One game published in 1983 achieved that rarest of status: a speculative game about a possible future conflict that actually came to pass. Gulf Strike by Victory Games aimed to simulate combined air, naval and ground operations in the Persian Gulf region. Jim Dunnigan, in his book Zones of Control, noted that it was such an accurate reflection of the factors facing military commanders in the region that it was used by the U.S. military in its first analysis of the Iraqi invasion of Kuwait, just one day after Saddam Hussein had launched his forces southward.
The first edition had four mapsheets and 910 counters. A second edition in 1988 added another mapsheet and 130 counters. And in 1990, a third edition added the Desert Shield expansion module, with 12 pages of extra rules and 260 new counters to reflect the actual invasion of Saudi Arabia and Kuwait.

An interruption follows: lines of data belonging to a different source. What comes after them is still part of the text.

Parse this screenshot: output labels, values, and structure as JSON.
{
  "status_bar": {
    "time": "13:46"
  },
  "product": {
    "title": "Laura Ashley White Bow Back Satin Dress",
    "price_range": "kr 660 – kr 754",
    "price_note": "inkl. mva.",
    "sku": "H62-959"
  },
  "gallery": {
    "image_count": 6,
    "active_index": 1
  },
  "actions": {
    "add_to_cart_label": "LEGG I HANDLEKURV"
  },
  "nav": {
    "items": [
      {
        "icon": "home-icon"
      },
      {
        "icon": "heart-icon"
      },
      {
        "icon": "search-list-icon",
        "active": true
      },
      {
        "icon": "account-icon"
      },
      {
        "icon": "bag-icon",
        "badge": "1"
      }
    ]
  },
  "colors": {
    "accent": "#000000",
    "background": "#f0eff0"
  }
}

The Gulf War prompted several more games shortly after Hussein’s actual invasion.
These included A Line in the Sand from TSR and Phase Line Smash from GDW. The former is a much simpler version of Gulf Strike.
Also for two players, the map board for A Line in the Sand is divided into irregularly shaped areas rather than a hex grid. The counters are much larger, and there are far fewer of them. Some counters are designed to lie flat; others are cardboard and are folded into stands to hold them upright.

Phase Line Smash is designed specifically as a solitaire game. Players take the American role against Hussein in the liberation of Kuwait. The campaign’s ultimate outcome is not in doubt, of course, but winning is not easy.

To win, the player must better the historical result. Considering that the US VII Corps chewed up 4,600 armored vehicles and smashed 10 divisions in four days, while taking only 239 casualties, this is not easy.
The player has to move quickly, but cannot get careless. Winning requires both taking territory and minimizing American casualties.
The player activates one unit at a time. There are three types of possible attacks that must be coordinated with artillery and air strikes.
The right combination can blow a hole in the Iraqi line and roll up a flank in a single turn. However, the mechanics make losses to friendly fire quite possible, and the game engine will respond to opportunities like an exposed flank.
The game can get even more difficult if command is split among multiple American players.
Managing the flow of supplies is critical to progress – and squabbling over who gets dibs on the next load of food and ammo can prove disruptive to all. The history of a lopsided victory does not get in the way of a challenging game.